Last modified 7 years ago

#13111 closed bug

Possible execve bug in Haiku — at Version 3

Reported by: miqlas Owned by: axeld
Priority: normal Milestone: Unscheduled
Component: System/POSIX Version: R1/Development
Keywords: Cc:
Blocked By: Blocking:
Platform: All

Description (last modified by bonefish)

Noticed it in fish shell, below the bugreport:

https://github.com/fish-shell/fish-shell/issues/3645

Komment from ridiculousfish:

krader is right that execve is allocating memory, and I would tentatively argue that this is a bug in Haiku.
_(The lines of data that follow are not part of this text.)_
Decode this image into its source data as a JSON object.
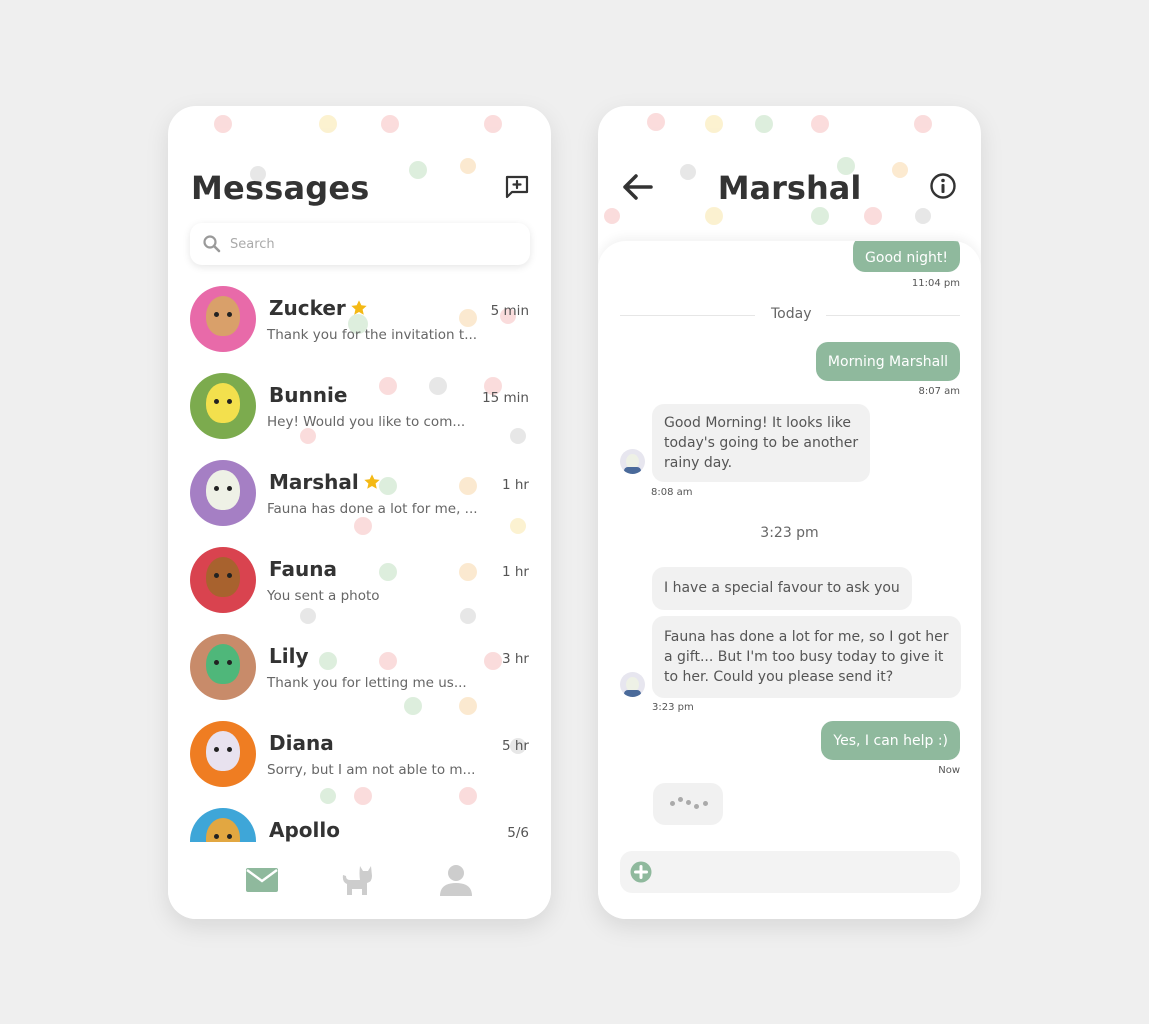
{
  "colors": {
    "accent": "#8fb99d",
    "star": "#f4b915",
    "bubble_in": "#f1f1f1",
    "tab_inactive": "#cdcdcd"
  },
  "list": {
    "title": "Messages",
    "compose_icon": "compose-icon",
    "search": {
      "placeholder": "Search",
      "icon": "search-icon"
    },
    "conversations": [
      {
        "name": "Zucker",
        "starred": true,
        "preview": "Thank you for the invitation t...",
        "time": "5 min"
      },
      {
        "name": "Bunnie",
        "starred": false,
        "preview": "Hey! Would you like to com...",
        "time": "15 min"
      },
      {
        "name": "Marshal",
        "starred": true,
        "preview": "Fauna has done a lot for me, ...",
        "time": "1 hr"
      },
      {
        "name": "Fauna",
        "starred": false,
        "preview": "You sent a photo",
        "time": "1 hr"
      },
      {
        "name": "Lily",
        "starred": false,
        "preview": "Thank you for letting me us...",
        "time": "3 hr"
      },
      {
        "name": "Diana",
        "starred": false,
        "preview": "Sorry, but I am not able to m...",
        "time": "5 hr"
      },
      {
        "name": "Apollo",
        "starred": false,
        "preview": "",
        "time": "5/6"
      }
    ],
    "tabs": [
      "mail-icon",
      "cat-icon",
      "profile-icon"
    ]
  },
  "chat": {
    "title": "Marshal",
    "back_icon": "back-arrow-icon",
    "info_icon": "info-icon",
    "messages": {
      "m1": {
        "text": "Good night!",
        "time": "11:04 pm"
      },
      "divider": "Today",
      "m2": {
        "text": "Morning Marshall",
        "time": "8:07 am"
      },
      "m3": {
        "lines": [
          "Good Morning! It looks like",
          "today's going to be another",
          "rainy day."
        ],
        "time": "8:08 am"
      },
      "center_time": "3:23 pm",
      "m4": {
        "text": "I have a special favour to ask you"
      },
      "m5": {
        "lines": [
          "Fauna has done a lot for me, so I got her",
          "a gift... But I'm too busy today to give it",
          "to her. Could you please send it?"
        ],
        "time": "3:23 pm"
      },
      "m6": {
        "text": "Yes, I can help :)",
        "time": "Now"
      }
    },
    "composer_icon": "add-circle-icon"
  }
}
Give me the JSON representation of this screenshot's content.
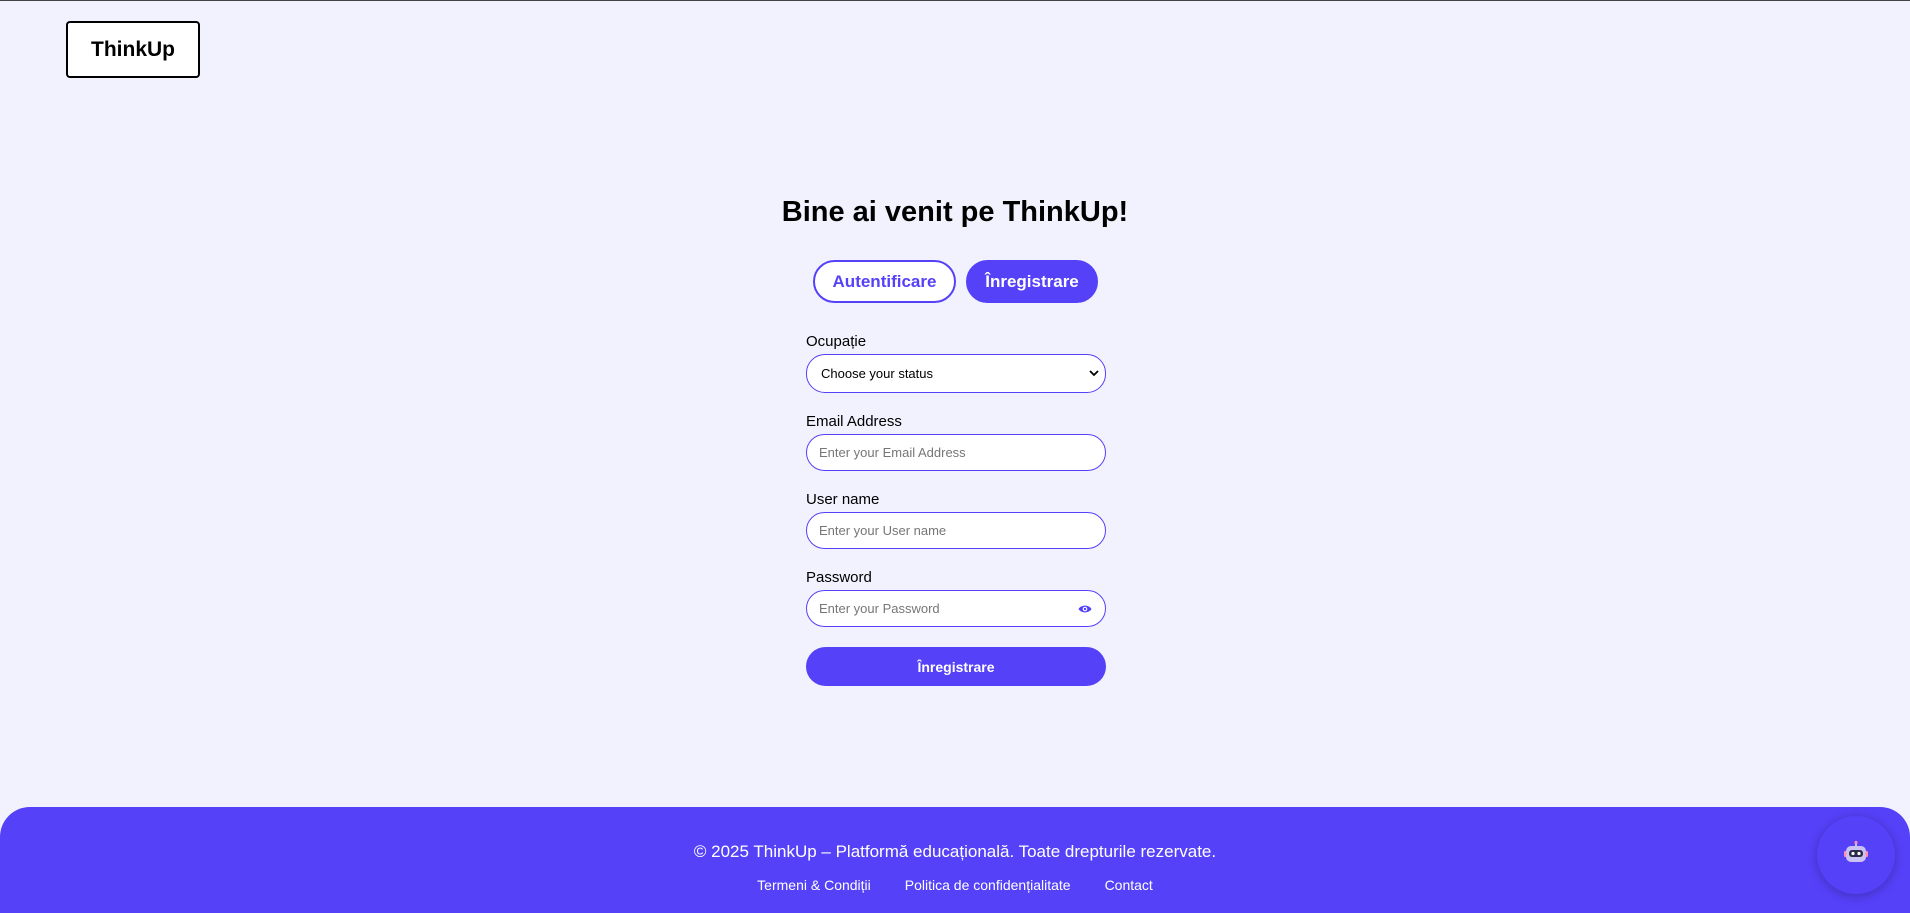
{
  "header": {
    "logo_text": "ThinkUp"
  },
  "main": {
    "title": "Bine ai venit pe ThinkUp!",
    "tabs": [
      {
        "label": "Autentificare",
        "active": false
      },
      {
        "label": "Înregistrare",
        "active": true
      }
    ],
    "form": {
      "occupation": {
        "label": "Ocupație",
        "selected": "Choose your status"
      },
      "email": {
        "label": "Email Address",
        "placeholder": "Enter your Email Address",
        "value": ""
      },
      "username": {
        "label": "User name",
        "placeholder": "Enter your User name",
        "value": ""
      },
      "password": {
        "label": "Password",
        "placeholder": "Enter your Password",
        "value": "",
        "toggle_icon": "eye-icon"
      },
      "submit_label": "Înregistrare"
    }
  },
  "footer": {
    "copyright": "© 2025 ThinkUp – Platformă educațională. Toate drepturile rezervate.",
    "links": [
      "Termeni & Condiții",
      "Politica de confidențialitate",
      "Contact"
    ]
  },
  "chatbot": {
    "icon": "robot-icon"
  },
  "colors": {
    "accent": "#5541f8",
    "background": "#f1f2fd",
    "white": "#ffffff"
  }
}
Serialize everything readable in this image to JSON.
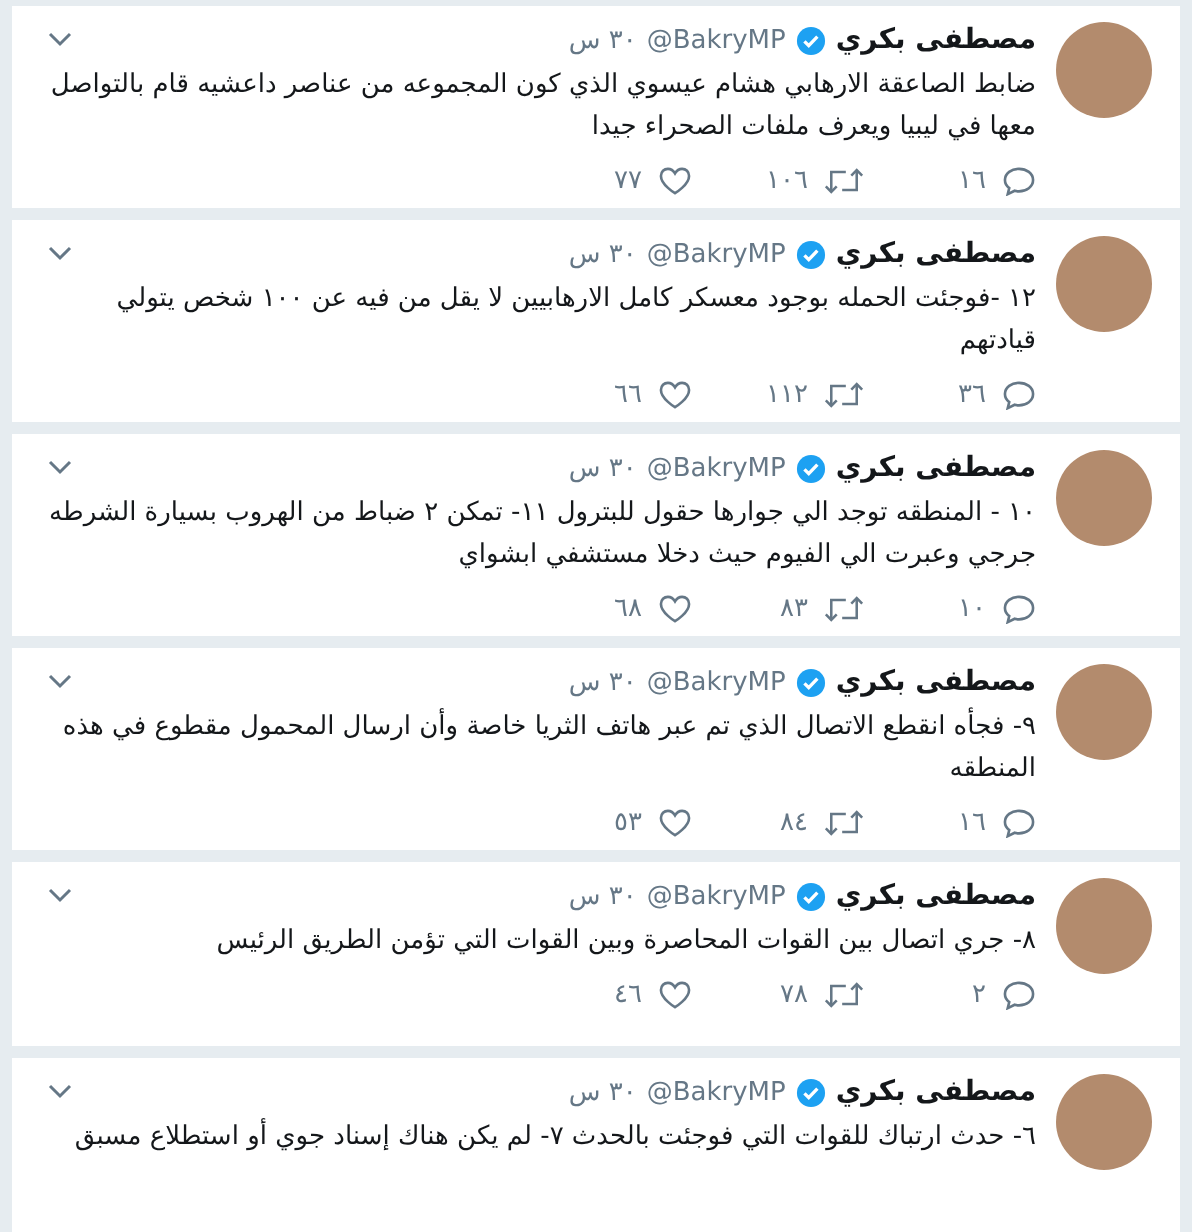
{
  "tweets": [
    {
      "name": "مصطفى بكري",
      "verified": true,
      "handle": "@BakryMP",
      "time": "٣٠ س",
      "text": "ضابط الصاعقة الارهابي هشام عيسوي الذي كون المجموعه من عناصر داعشيه قام بالتواصل معها في ليبيا ويعرف ملفات الصحراء جيدا",
      "stats": {
        "replies": "١٦",
        "retweets": "١٠٦",
        "likes": "٧٧"
      }
    },
    {
      "name": "مصطفى بكري",
      "verified": true,
      "handle": "@BakryMP",
      "time": "٣٠ س",
      "text": "١٢ -فوجئت الحمله بوجود معسكر كامل الارهابيين لا يقل من فيه عن ١٠٠ شخص يتولي قيادتهم",
      "stats": {
        "replies": "٣٦",
        "retweets": "١١٢",
        "likes": "٦٦"
      }
    },
    {
      "name": "مصطفى بكري",
      "verified": true,
      "handle": "@BakryMP",
      "time": "٣٠ س",
      "text": "١٠ - المنطقه توجد الي جوارها حقول للبترول ١١- تمكن ٢ ضباط من الهروب بسيارة الشرطه جرجي وعبرت الي الفيوم حيث دخلا مستشفي ابشواي",
      "stats": {
        "replies": "١٠",
        "retweets": "٨٣",
        "likes": "٦٨"
      }
    },
    {
      "name": "مصطفى بكري",
      "verified": true,
      "handle": "@BakryMP",
      "time": "٣٠ س",
      "text": "٩- فجأه انقطع الاتصال الذي تم عبر هاتف الثريا خاصة وأن ارسال المحمول مقطوع في هذه المنطقه",
      "stats": {
        "replies": "١٦",
        "retweets": "٨٤",
        "likes": "٥٣"
      }
    },
    {
      "name": "مصطفى بكري",
      "verified": true,
      "handle": "@BakryMP",
      "time": "٣٠ س",
      "text": "٨- جري اتصال بين القوات المحاصرة وبين القوات التي تؤمن الطريق الرئيس",
      "stats": {
        "replies": "٢",
        "retweets": "٧٨",
        "likes": "٤٦"
      }
    },
    {
      "name": "مصطفى بكري",
      "verified": true,
      "handle": "@BakryMP",
      "time": "٣٠ س",
      "text": "٦- حدث ارتباك للقوات التي فوجئت بالحدث ٧- لم يكن هناك إسناد جوي أو استطلاع مسبق"
    }
  ]
}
In particular POSIX requires that execve is async-signal safe, which means it may be called from a signal handler, and thus must not call malloc internally.

Original bugreport, for the history:

Reproduction steps

write characters into your Terminal press Ctrl-C Repeat .... Profit! Fish hangs after Ctrl-C and aren't accept any input anymore, so you need to kill it. I never had any problems like this with the 2.3.x releases. (if i remember correctly.)

Change History (5)

by miqlas, 7 years ago

Attachment: fish_debug_1.png added

Debugger-1

by miqlas, 7 years ago

Attachment: fish_debug_2.png added

Debugger-2

comment:1 by korli, 7 years ago

Component: - GeneralSystem/POSIX

comment:2 by korli, 7 years ago

Owner: changed from nobody to axeld
Status: newassigned

Axel might have a clue.

comment:3 by bonefish, 7 years ago

Description: modified (diff)

Our malloc() implementation is actually async signal safe, by way of deferring signal delivery. I suspect the issue in this case is rather that malloc() isn't fork() safe in an multi-threaded program. If one thread calls fork() while another is currently in malloc() (or free(),...) the child process will inherit a locked mutex.

The solution is to register respective atfork() hooks for the memory allocator. They would acquire the mutex pre-fork() and release it post-fork(), thus ensuring that the child finds the memory allocator in a usable state.